Passei na frente de alguns lugares que ia com Wallace. Algumas memórias eram boas demais, felizes demais. Mas não passavam de lembranças. Mesmo tendo me traído durante todos esses anos com uma outra mulher, era difícil acreditar que aquele homem que gostava de me levar para sair e me fazia rir por horas a fio, tinha me enganado durante três malditos anos. Enquanto eu me concentrava na casa e fazia as suas vontades. Lembrei que nos últimos dias em que estivemos untos ele estava mais ativo na cama, me perguntava se tinha a ver comigo ou com ela. Isso me fez enjoar e quase vomitar. Cheguei na frente da loja e estacionei. Tentei arrumar os cabelos um pouco, peguei um dos corretivos que tinha na bolsa e passei nas olheiras, em seguida com o pó, mesmo não sendo a ordem correta, consegui amenizar aquele maldito olhar de derrota. Coloquei meus óculos escuros e desci do carro. Antes de entrar respirei fundo e observei na vitrine uma blusa igual a que Wallace me deu de aniversário. Era incrível as coisas que esse homem havia conseguido fazer sem eu nem sequer notar. Será que eu era burra de mais ou confiava demais?
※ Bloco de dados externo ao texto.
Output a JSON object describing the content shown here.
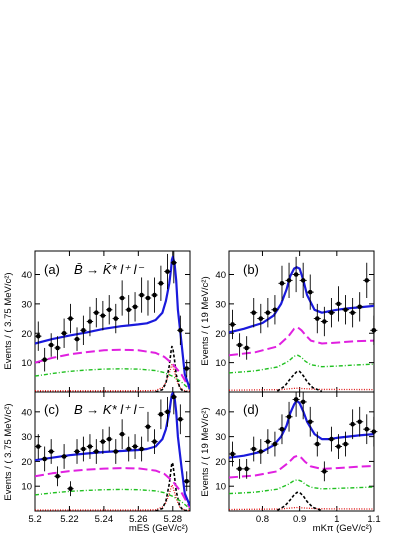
{
  "chart_data": [
    {
      "type": "scatter",
      "panel_label": "(a)",
      "annotation": "B̄ → K̄* l⁺ l⁻",
      "xlabel": "",
      "ylabel": "Events / ( 3.75 MeV/c²)",
      "xlim": [
        5.2,
        5.29
      ],
      "ylim": [
        0,
        48
      ],
      "yticks": [
        "10",
        "20",
        "30",
        "40"
      ],
      "xticks": [],
      "points": {
        "x": [
          5.2019,
          5.2056,
          5.2094,
          5.2131,
          5.2169,
          5.2206,
          5.2244,
          5.2281,
          5.2319,
          5.2356,
          5.2394,
          5.2431,
          5.2469,
          5.2506,
          5.2544,
          5.2581,
          5.2619,
          5.2656,
          5.2694,
          5.2731,
          5.2769,
          5.2806,
          5.2844,
          5.2881
        ],
        "y": [
          19,
          11,
          16,
          15,
          20,
          25,
          18,
          21,
          24,
          27,
          26,
          28,
          25,
          32,
          28,
          29,
          33,
          32,
          33,
          37,
          41,
          44,
          21,
          8
        ],
        "err": [
          5,
          4,
          4,
          4,
          5,
          5,
          4,
          5,
          5,
          5,
          5,
          5,
          5,
          6,
          5,
          5,
          6,
          6,
          6,
          6,
          6,
          7,
          5,
          3
        ]
      },
      "series": [
        {
          "name": "",
          "style": "solid",
          "color": "#1a1adc",
          "x": [
            5.2,
            5.21,
            5.22,
            5.23,
            5.24,
            5.25,
            5.26,
            5.265,
            5.27,
            5.274,
            5.276,
            5.278,
            5.279,
            5.2795,
            5.28,
            5.281,
            5.282,
            5.283,
            5.285,
            5.287,
            5.29
          ],
          "y": [
            16.5,
            18,
            19.2,
            20.3,
            21.5,
            22.4,
            23,
            23.4,
            24.5,
            27,
            31,
            37,
            42,
            45,
            46,
            44,
            38,
            28,
            17,
            6,
            1
          ]
        },
        {
          "name": "",
          "style": "long-dash",
          "color": "#e020e0",
          "x": [
            5.2,
            5.21,
            5.22,
            5.23,
            5.24,
            5.25,
            5.26,
            5.27,
            5.275,
            5.28,
            5.285,
            5.288,
            5.29
          ],
          "y": [
            10,
            11.6,
            12.8,
            13.6,
            14.2,
            14.4,
            14.2,
            13.3,
            12,
            9.5,
            6,
            3,
            1
          ]
        },
        {
          "name": "",
          "style": "dash-dot",
          "color": "#20c020",
          "x": [
            5.2,
            5.21,
            5.22,
            5.23,
            5.24,
            5.25,
            5.26,
            5.27,
            5.275,
            5.28,
            5.285,
            5.288,
            5.29
          ],
          "y": [
            5.4,
            6.3,
            7,
            7.5,
            7.8,
            7.9,
            7.8,
            7.3,
            6.6,
            5.3,
            3.4,
            1.8,
            0.6
          ]
        },
        {
          "name": "",
          "style": "short-dash",
          "color": "#000000",
          "x": [
            5.27,
            5.274,
            5.276,
            5.278,
            5.279,
            5.2795,
            5.28,
            5.281,
            5.282,
            5.284,
            5.286,
            5.29
          ],
          "y": [
            0,
            0.8,
            3,
            9,
            14,
            15.5,
            15,
            11,
            6,
            1.5,
            0.2,
            0
          ]
        },
        {
          "name": "",
          "style": "dotted",
          "color": "#e01010",
          "x": [
            5.2,
            5.26,
            5.27,
            5.274,
            5.276,
            5.278,
            5.279,
            5.2795,
            5.28,
            5.281,
            5.282,
            5.284,
            5.287,
            5.29
          ],
          "y": [
            0.4,
            0.4,
            0.5,
            1.5,
            3.2,
            6.5,
            8.5,
            9.3,
            9,
            7,
            4.5,
            1.5,
            0.4,
            0.3
          ]
        }
      ]
    },
    {
      "type": "scatter",
      "panel_label": "(b)",
      "xlabel": "",
      "ylabel": "Events / ( 19 MeV/c²)",
      "xlim": [
        0.71,
        1.1
      ],
      "ylim": [
        0,
        48
      ],
      "yticks": [
        "10",
        "20",
        "30",
        "40"
      ],
      "xticks": [],
      "points": {
        "x": [
          0.7195,
          0.7385,
          0.7575,
          0.7765,
          0.7955,
          0.8145,
          0.8335,
          0.8525,
          0.8715,
          0.8905,
          0.9095,
          0.9285,
          0.9475,
          0.9665,
          0.9855,
          1.0045,
          1.0235,
          1.0425,
          1.0615,
          1.0805,
          1.0995
        ],
        "y": [
          23,
          16,
          15,
          27,
          25,
          27,
          28,
          37,
          38,
          40,
          38,
          34,
          25,
          24,
          27,
          30,
          28,
          27,
          29,
          38,
          21
        ],
        "err": [
          5,
          4,
          4,
          5,
          5,
          5,
          5,
          6,
          6,
          6,
          6,
          6,
          5,
          5,
          5,
          6,
          5,
          5,
          5,
          6,
          5
        ]
      },
      "series": [
        {
          "name": "",
          "style": "solid",
          "color": "#1a1adc",
          "x": [
            0.71,
            0.75,
            0.8,
            0.83,
            0.85,
            0.865,
            0.875,
            0.885,
            0.892,
            0.9,
            0.91,
            0.92,
            0.94,
            0.96,
            0.98,
            1.0,
            1.03,
            1.06,
            1.1
          ],
          "y": [
            20.3,
            21.5,
            23.5,
            26,
            30,
            35,
            39.5,
            42,
            42.5,
            42,
            38,
            33,
            28,
            27,
            27.5,
            28,
            28.5,
            28.8,
            29.3
          ]
        },
        {
          "name": "",
          "style": "long-dash",
          "color": "#e020e0",
          "x": [
            0.71,
            0.78,
            0.84,
            0.87,
            0.885,
            0.895,
            0.905,
            0.915,
            0.93,
            0.96,
            1.0,
            1.05,
            1.1
          ],
          "y": [
            12.5,
            13.5,
            15.5,
            19,
            21.5,
            22,
            21,
            19.5,
            17.5,
            16.5,
            16.8,
            17.3,
            17.5
          ]
        },
        {
          "name": "",
          "style": "dash-dot",
          "color": "#20c020",
          "x": [
            0.71,
            0.78,
            0.84,
            0.87,
            0.885,
            0.895,
            0.905,
            0.915,
            0.93,
            0.96,
            1.0,
            1.05,
            1.1
          ],
          "y": [
            6.5,
            7.2,
            8.5,
            10.5,
            12.2,
            12.5,
            11.8,
            10.5,
            9.3,
            8.6,
            8.8,
            9.2,
            9.5
          ]
        },
        {
          "name": "",
          "style": "short-dash",
          "color": "#000000",
          "x": [
            0.84,
            0.86,
            0.875,
            0.885,
            0.893,
            0.9,
            0.91,
            0.92,
            0.935,
            0.96
          ],
          "y": [
            0.3,
            2,
            4.5,
            6,
            7,
            7,
            5.5,
            3.5,
            1.5,
            0.2
          ]
        },
        {
          "name": "",
          "style": "dotted",
          "color": "#e01010",
          "x": [
            0.71,
            0.85,
            0.89,
            0.95,
            1.1
          ],
          "y": [
            0.6,
            0.8,
            1.3,
            0.9,
            0.8
          ]
        }
      ]
    },
    {
      "type": "scatter",
      "panel_label": "(c)",
      "annotation": "B → K* l⁺ l⁻",
      "xlabel": "mES (GeV/c²)",
      "ylabel": "Events / ( 3.75 MeV/c²)",
      "xlim": [
        5.2,
        5.29
      ],
      "ylim": [
        0,
        48
      ],
      "yticks": [
        "10",
        "20",
        "30",
        "40"
      ],
      "xticks": [
        "5.2",
        "5.22",
        "5.24",
        "5.26",
        "5.28"
      ],
      "points": {
        "x": [
          5.2019,
          5.2056,
          5.2094,
          5.2131,
          5.2169,
          5.2206,
          5.2244,
          5.2281,
          5.2319,
          5.2356,
          5.2394,
          5.2431,
          5.2469,
          5.2506,
          5.2544,
          5.2581,
          5.2619,
          5.2656,
          5.2694,
          5.2731,
          5.2769,
          5.2806,
          5.2844,
          5.2881
        ],
        "y": [
          26,
          21,
          24,
          14,
          22,
          9,
          24,
          25,
          26,
          24,
          28,
          29,
          24,
          31,
          25,
          26,
          25,
          34,
          28,
          39,
          40,
          46,
          37,
          12
        ],
        "err": [
          5,
          5,
          5,
          4,
          5,
          3,
          5,
          5,
          5,
          5,
          5,
          5,
          5,
          6,
          5,
          5,
          5,
          6,
          5,
          6,
          6,
          7,
          6,
          4
        ]
      },
      "series": [
        {
          "name": "",
          "style": "solid",
          "color": "#1a1adc",
          "x": [
            5.2,
            5.21,
            5.22,
            5.23,
            5.24,
            5.25,
            5.26,
            5.265,
            5.27,
            5.274,
            5.276,
            5.278,
            5.279,
            5.2795,
            5.28,
            5.281,
            5.282,
            5.283,
            5.285,
            5.287,
            5.29
          ],
          "y": [
            20.5,
            21.5,
            22.5,
            23.2,
            23.8,
            24.2,
            24.6,
            25,
            26,
            29,
            33,
            40,
            45,
            47,
            47.5,
            46,
            40,
            30,
            18,
            7,
            2
          ]
        },
        {
          "name": "",
          "style": "long-dash",
          "color": "#e020e0",
          "x": [
            5.2,
            5.21,
            5.22,
            5.23,
            5.24,
            5.25,
            5.26,
            5.27,
            5.275,
            5.28,
            5.285,
            5.288,
            5.29
          ],
          "y": [
            14,
            15.2,
            16.1,
            16.7,
            17.1,
            17.3,
            17.2,
            16.3,
            15,
            12,
            7.5,
            3.8,
            1.2
          ]
        },
        {
          "name": "",
          "style": "dash-dot",
          "color": "#20c020",
          "x": [
            5.2,
            5.21,
            5.22,
            5.23,
            5.24,
            5.25,
            5.26,
            5.27,
            5.275,
            5.28,
            5.285,
            5.288,
            5.29
          ],
          "y": [
            6.5,
            7.3,
            7.9,
            8.3,
            8.6,
            8.7,
            8.6,
            8.1,
            7.4,
            5.9,
            3.8,
            2,
            0.7
          ]
        },
        {
          "name": "",
          "style": "short-dash",
          "color": "#000000",
          "x": [
            5.27,
            5.274,
            5.276,
            5.278,
            5.279,
            5.2795,
            5.28,
            5.281,
            5.282,
            5.284,
            5.286,
            5.29
          ],
          "y": [
            0,
            1,
            4,
            11,
            17,
            19.5,
            19,
            14,
            8,
            2,
            0.3,
            0
          ]
        },
        {
          "name": "",
          "style": "dotted",
          "color": "#e01010",
          "x": [
            5.2,
            5.26,
            5.27,
            5.274,
            5.276,
            5.278,
            5.279,
            5.2795,
            5.28,
            5.281,
            5.282,
            5.284,
            5.287,
            5.29
          ],
          "y": [
            0.4,
            0.4,
            0.5,
            1.6,
            3.4,
            7,
            9.5,
            10.5,
            10,
            7.5,
            5,
            1.6,
            0.4,
            0.3
          ]
        }
      ]
    },
    {
      "type": "scatter",
      "panel_label": "(d)",
      "xlabel": "mKπ (GeV/c²)",
      "ylabel": "Events / ( 19 MeV/c²)",
      "xlim": [
        0.71,
        1.1
      ],
      "ylim": [
        0,
        48
      ],
      "yticks": [
        "10",
        "20",
        "30",
        "40"
      ],
      "xticks": [
        "0.8",
        "0.9",
        "1",
        "1.1"
      ],
      "points": {
        "x": [
          0.7195,
          0.7385,
          0.7575,
          0.7765,
          0.7955,
          0.8145,
          0.8335,
          0.8525,
          0.8715,
          0.8905,
          0.9095,
          0.9285,
          0.9475,
          0.9665,
          0.9855,
          1.0045,
          1.0235,
          1.0425,
          1.0615,
          1.0805,
          1.0995
        ],
        "y": [
          23,
          17,
          17,
          25,
          24,
          28,
          27,
          33,
          38,
          45,
          44,
          36,
          27,
          16,
          29,
          26,
          27,
          35,
          36,
          33,
          32
        ],
        "err": [
          5,
          4,
          4,
          5,
          5,
          5,
          5,
          6,
          6,
          7,
          7,
          6,
          5,
          4,
          5,
          5,
          5,
          6,
          6,
          6,
          6
        ]
      },
      "series": [
        {
          "name": "",
          "style": "solid",
          "color": "#1a1adc",
          "x": [
            0.71,
            0.75,
            0.8,
            0.83,
            0.85,
            0.865,
            0.875,
            0.885,
            0.892,
            0.9,
            0.91,
            0.92,
            0.94,
            0.96,
            0.98,
            1.0,
            1.03,
            1.06,
            1.1
          ],
          "y": [
            21.5,
            22.3,
            24,
            26.5,
            30,
            34.5,
            39.5,
            43,
            44.5,
            43.5,
            40,
            36,
            31,
            29,
            29,
            29.5,
            30,
            30.5,
            31
          ]
        },
        {
          "name": "",
          "style": "long-dash",
          "color": "#e020e0",
          "x": [
            0.71,
            0.78,
            0.84,
            0.87,
            0.885,
            0.895,
            0.905,
            0.915,
            0.93,
            0.96,
            1.0,
            1.05,
            1.1
          ],
          "y": [
            13.5,
            14.3,
            16,
            19.5,
            21.8,
            22.3,
            21.4,
            19.8,
            18,
            17,
            17.3,
            17.8,
            18.2
          ]
        },
        {
          "name": "",
          "style": "dash-dot",
          "color": "#20c020",
          "x": [
            0.71,
            0.78,
            0.84,
            0.87,
            0.885,
            0.895,
            0.905,
            0.915,
            0.93,
            0.96,
            1.0,
            1.05,
            1.1
          ],
          "y": [
            7,
            7.6,
            8.8,
            10.8,
            12.3,
            12.6,
            12,
            10.8,
            9.6,
            8.9,
            9.1,
            9.4,
            9.7
          ]
        },
        {
          "name": "",
          "style": "short-dash",
          "color": "#000000",
          "x": [
            0.84,
            0.86,
            0.875,
            0.885,
            0.893,
            0.9,
            0.91,
            0.92,
            0.935,
            0.96
          ],
          "y": [
            0.3,
            2,
            4.5,
            6.5,
            7.5,
            7.5,
            6,
            3.8,
            1.5,
            0.2
          ]
        },
        {
          "name": "",
          "style": "dotted",
          "color": "#e01010",
          "x": [
            0.71,
            0.85,
            0.89,
            0.95,
            1.1
          ],
          "y": [
            0.6,
            0.8,
            1.4,
            0.9,
            0.8
          ]
        }
      ]
    }
  ]
}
Entrei na loja e rapidamente reconheci a mulher da foto. Ela estava no celular, sorridente e obviamente conversando com o desgraçado. Ela me olhou e rapidamente guardou o aparelho no bolso. Caminhou até mim e sorriu - Amélia - disse com ironia que era impossível não identificar - já era hora de nos conhecermos.
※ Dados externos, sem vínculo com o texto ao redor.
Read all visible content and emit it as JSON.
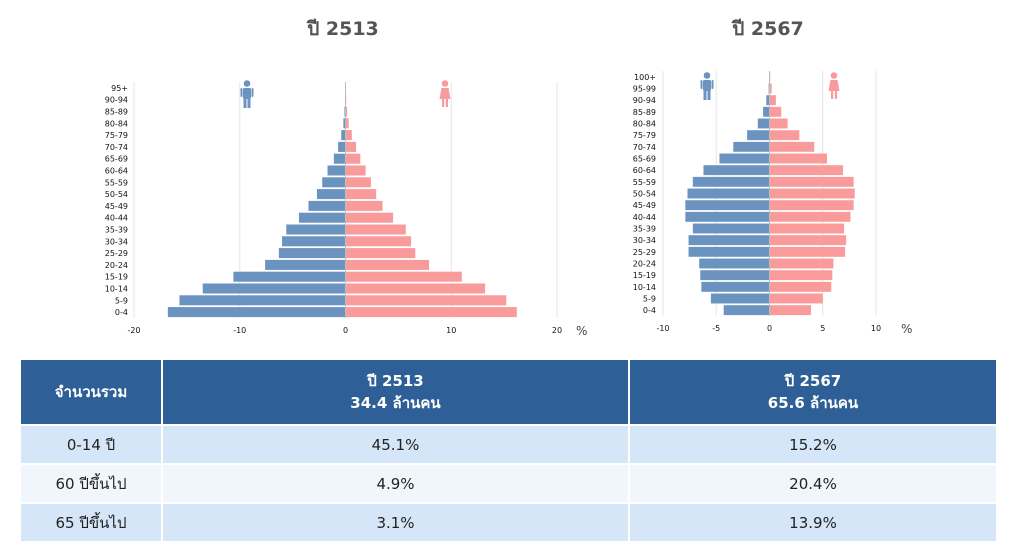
{
  "chart_data": [
    {
      "type": "bar",
      "orientation": "horizontal",
      "layout": "population-pyramid",
      "title": "ปี 2513",
      "unit": "%",
      "categories": [
        "0-4",
        "5-9",
        "10-14",
        "15-19",
        "20-24",
        "25-29",
        "30-34",
        "35-39",
        "40-44",
        "45-49",
        "50-54",
        "55-59",
        "60-64",
        "65-69",
        "70-74",
        "75-79",
        "80-84",
        "85-89",
        "90-94",
        "95+"
      ],
      "series": [
        {
          "gender": "male",
          "color": "#6a93c0",
          "values": [
            16.8,
            15.7,
            13.5,
            10.6,
            7.6,
            6.3,
            6.0,
            5.6,
            4.4,
            3.5,
            2.7,
            2.2,
            1.7,
            1.1,
            0.7,
            0.4,
            0.2,
            0.1,
            0.05,
            0.02
          ]
        },
        {
          "gender": "female",
          "color": "#f99a9b",
          "values": [
            16.2,
            15.2,
            13.2,
            11.0,
            7.9,
            6.6,
            6.2,
            5.7,
            4.5,
            3.5,
            2.9,
            2.4,
            1.9,
            1.4,
            1.0,
            0.6,
            0.3,
            0.15,
            0.07,
            0.03
          ]
        }
      ],
      "xlim": [
        -20,
        20
      ],
      "xticks": [
        -20,
        -10,
        0,
        10,
        20
      ]
    },
    {
      "type": "bar",
      "orientation": "horizontal",
      "layout": "population-pyramid",
      "title": "ปี 2567",
      "unit": "%",
      "categories": [
        "0-4",
        "5-9",
        "10-14",
        "15-19",
        "20-24",
        "25-29",
        "30-34",
        "35-39",
        "40-44",
        "45-49",
        "50-54",
        "55-59",
        "60-64",
        "65-69",
        "70-74",
        "75-79",
        "80-84",
        "85-89",
        "90-94",
        "95-99",
        "100+"
      ],
      "series": [
        {
          "gender": "male",
          "color": "#6a93c0",
          "values": [
            4.3,
            5.5,
            6.4,
            6.5,
            6.6,
            7.6,
            7.6,
            7.2,
            7.9,
            7.9,
            7.7,
            7.2,
            6.2,
            4.7,
            3.4,
            2.1,
            1.1,
            0.6,
            0.3,
            0.08,
            0.03
          ]
        },
        {
          "gender": "female",
          "color": "#f99a9b",
          "values": [
            3.9,
            5.0,
            5.8,
            5.9,
            6.0,
            7.1,
            7.2,
            7.0,
            7.6,
            7.9,
            8.0,
            7.9,
            6.9,
            5.4,
            4.2,
            2.8,
            1.7,
            1.1,
            0.6,
            0.2,
            0.07
          ]
        }
      ],
      "xlim": [
        -10,
        10
      ],
      "xticks": [
        -10,
        -5,
        0,
        5,
        10
      ]
    }
  ],
  "table": {
    "header": {
      "col0": "จำนวนรวม",
      "col1_line1": "ปี 2513",
      "col1_line2": "34.4 ล้านคน",
      "col2_line1": "ปี 2567",
      "col2_line2": "65.6 ล้านคน"
    },
    "rows": [
      {
        "label": "0-14 ปี",
        "v2513": "45.1%",
        "v2567": "15.2%"
      },
      {
        "label": "60 ปีขึ้นไป",
        "v2513": "4.9%",
        "v2567": "20.4%"
      },
      {
        "label": "65 ปีขึ้นไป",
        "v2513": "3.1%",
        "v2567": "13.9%"
      }
    ]
  },
  "icons": {
    "male": "male-person-icon",
    "female": "female-person-icon"
  }
}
Dentro de mim, uma vontade enorme de agarra-la pelos cabelos e dar em sua cara, cresceu como se fossemos inimigas a vida toda, porem, dava para se dizer isso também, afinal de cinco anos casada com Wallace, três ele a tinha como amante. Coloquei meu óculos no topo da cabeça e a encarei - podemos conversar? - perguntei apenas.
- Estou recebendo umas mercadorias, se importa de esperar?
- Me importo, sim. Vamos até o café do outro lado. Te dou dois minutos para estar lá - ao terminar de falar, dei as costas e saí. Atravessei a rua e entrei no café. Sentei em uma mesa de frente para a loja e em menos de dez segundos a vi vir em minha direção. Percebi que tremia apesar de falar com firmeza. Ela entrou no café e sentou na minha frente - que bom - falei sorrindo.
- Não posso demorar. Como vê, tenho uma loja para administrar.
- Não pretendo gastar muito tempo com você - nos encaramos durante alguns segundos. Respirei fundo. Podia sentir o cheiro de Wallace nela - como vocês se conheceram?
- Bem - ela riu - foi em uma conferência, ele estava como visitante e eu fui apresentar alguns tecidos. Foi quando ele estava em acordo com aquela empresa de roupas, você deve saber. Pois bem, eu trabalhava nela, quando terminei de apresentar, ele veio, nós saímos para jantar e então não nos separamos mais.
- E quando soube de mim?
- Desde o primeiro dia - ela disse me alfinetando - Wallace nunca me escondeu nada. Dizia que você só queria saber de cozinhar e que o casamento de vocês era apenas de aparência para a mãe dele.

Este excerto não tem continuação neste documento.